Bekraf dan Kemenko Perekonomian Silang Pendapat Tentang IBOS

Puput Puji Lestari diperbarui 21 Mar 2017, 13:56 WIB

Fimela.com, Jakarta Badan Ekonomi Kreatif (Bekraf) di bawah pimpinan Triawan Munaf berencana menerima hibah dari Korea lewat sistem IBOS (Integrated Box Office System). IBOS mewajibkan industri bioskop untuk membuka semua data film Indonesia secara terbuka. Di antaranya, data mengenai jadwal penayangan film, hingga jumlah penonton per bioskop per jam tayang dan per judul film.

Sesuai UU tentang Perfilman, selama industri bioskop pun sudah melaporkan data mengenai jumlah penonton kepada menteri terkait. Kementerian Bidang Perekonomian RI menolak rencana hibah Korea Selatan senilai 5,5 juta dolar AS untuk membangun IBOS. Sistem yang diprakarsai oleh Badan Ekonomi Kreatif itu dianggap berbahaya bagi masa depan industri perfilman Indonesia.

Demikian dinyatakan Deputi V Kemenko Bidang Perekonomian Edy Putra Irawadi. “Rahasia industri perfilman tidak bisa dibuka sembarangan. Ini sangat berbahaya. Nanti lama-lama semua rahasia komoditas kita bisa dikontrol asing. Daging, susu, hasil tambang, pokoknya semua dikontrol asing,” kata Edy dalam rilis yang diterima Bintang.com.

Menurut Deputi yang membawahi Bidang Koordinasi Perniagaan dan Industri, ini, kerahasiaan perusahaan memang tidak sembarangan boleh dibuka. Sesuai peraturan yang berlaku, perusahaan hanya bisa memberikan informasi dan data terkait tiga hal.
Pertama, ketika terkait dengan urusan pajak. Dalam hal ini informasi dapat diberikan kepada Ditjen Pajak atau Pemda di wilayah masing-masing.

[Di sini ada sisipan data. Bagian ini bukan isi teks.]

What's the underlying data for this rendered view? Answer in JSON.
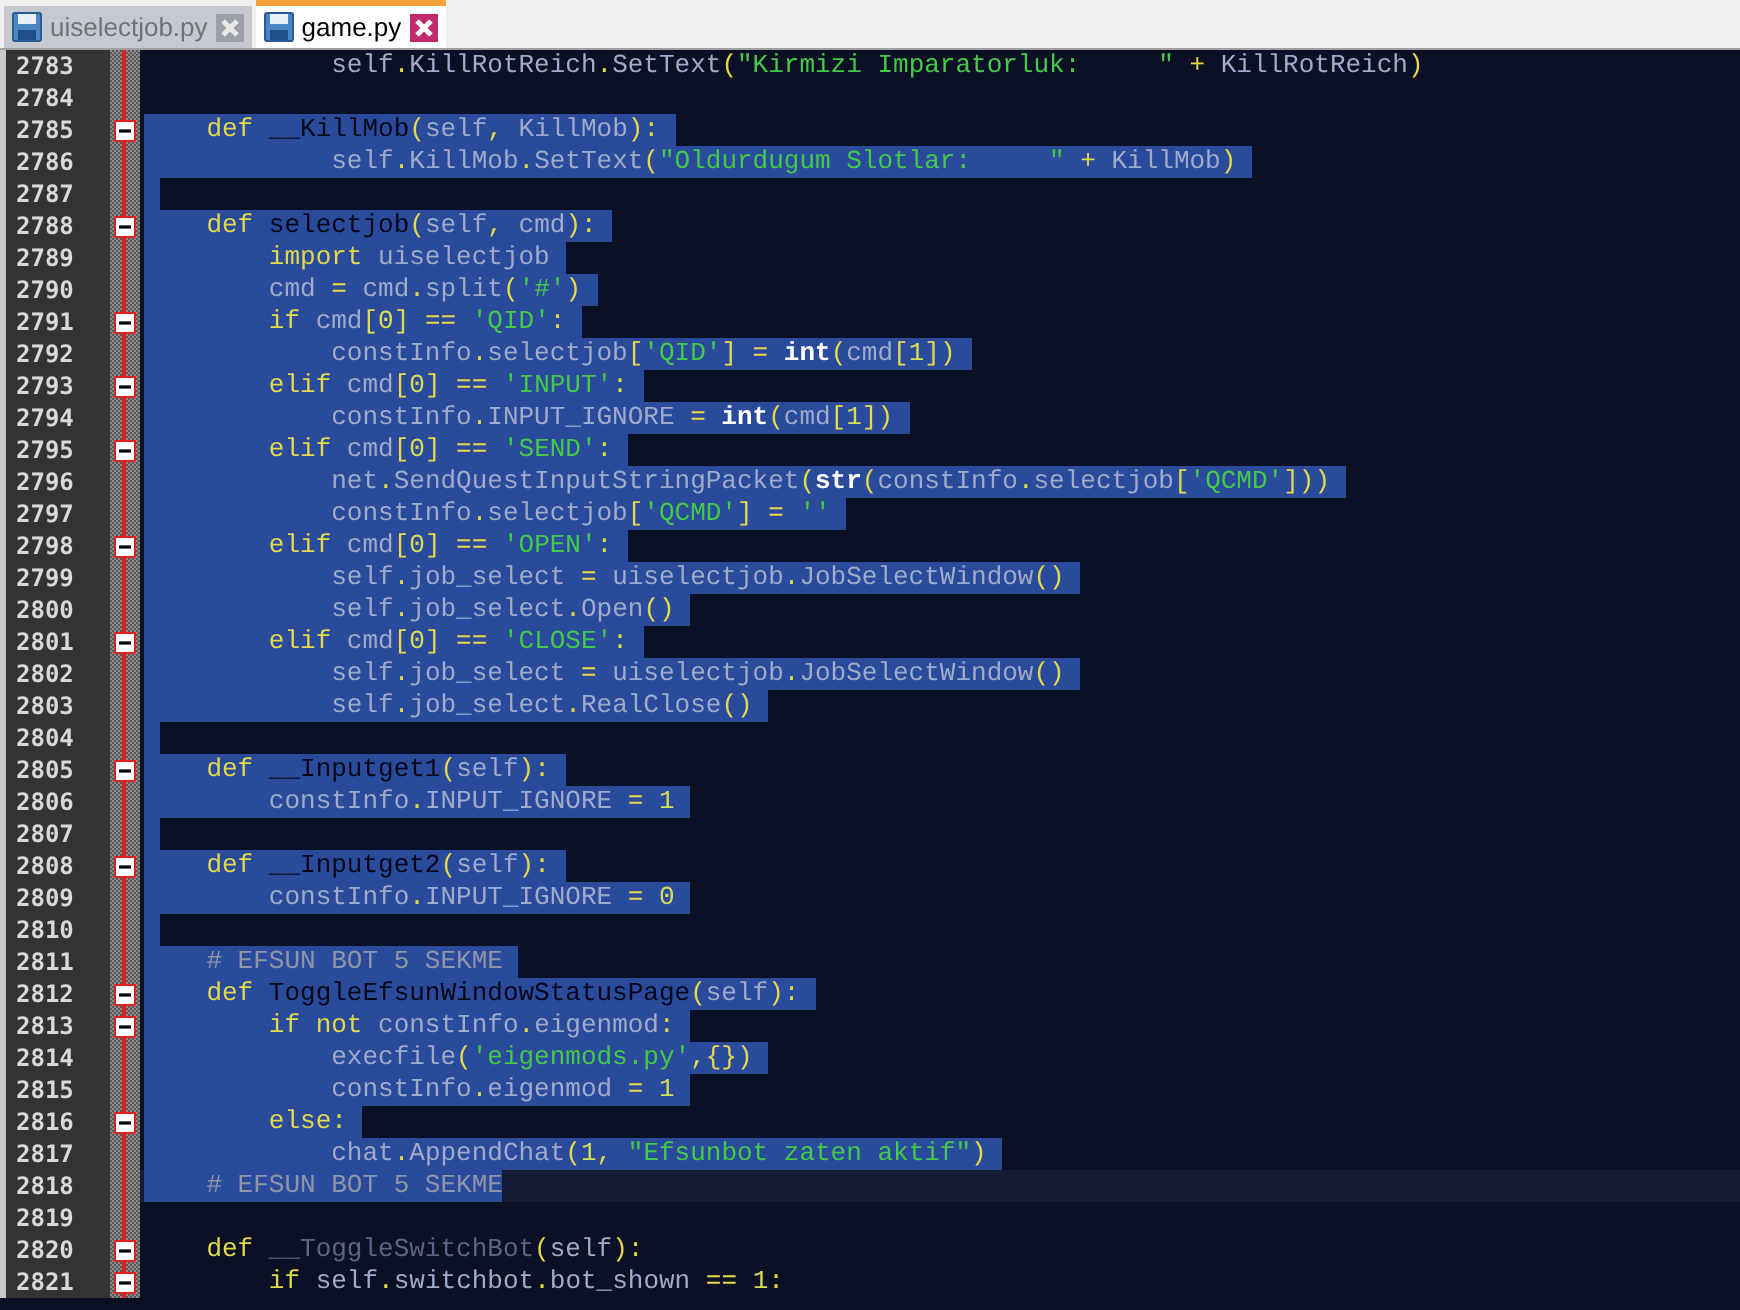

Kedua, kepada aparat penegak hukum, baik polisi, jaksa, atau KPK jika diduga terlibat suatu kasus. Dan ketiga, khusus untuk badan publik, mereka juga harus patuh terhadap UU Nomor 14 Tahun 2008 tentang Keterbukaan Informasi Publik.

“Itupun harus sesuai dengan mekanisme yang berlaku, dan ada beberapa informasi yang dikecualikan,” lanjut alumnus International Transactions di George Mason University, Virginia, ini.
Kerahasiaan perusahaan memang harus dijaga. Tidak boleh sembarangan dibuka, terlebih kepada pihak luar negeri. “Bahkan Kemenko pun tidak berwenang meminta informasi data perusahaan,” kata Edy.


Mengenai pentingnya kerahasiaan perusahaan, Edy mencontohkan pengalamannya. Menurut pria kelahiran Kuala Tungkal, Jambi, tersebut, dirinya pernah melakukan protes kepada Kanada dan Amerika Serikat. Penyebabnya, karena kedua negara tersebut membocorkan data ekspor Indonesia ke AS. Pembocoran dilakukan, karena Indonesia dituding melakukan praktik dumping.


“Saya protes keras ketika itu. Saya katakan, bahwa ini adalah rahasia perusahaan yang tidak semua pihak boleh tahu. Dan karena protes itu, kasus itu pun (tuduhan dumping) akhirnya gugur,” ujar dia.  Edy mengingatkan, sebaiknya Bekraf fokus pada tugas dan fungsi Bekraf.

Tugas Bekraf, lanjutnya, adalah membina para pelaku kreatif, agar produksi dan pemasaran ke-16 produk industri kreatif turut meningkat. Sedangkan fungsinya, lanjut Edy, adalah lembaga pen-support, bukan pengambil keputusan. “Nanti akan saya tanya langsung, karena ini sangat membahayakan. Ini sudah merupakan intervensi. Untuk apa mereka mengontrol film Indonesia? Apa kepentingannya. Jadi mereka hanya membina, bukan mengontrol,” katanya.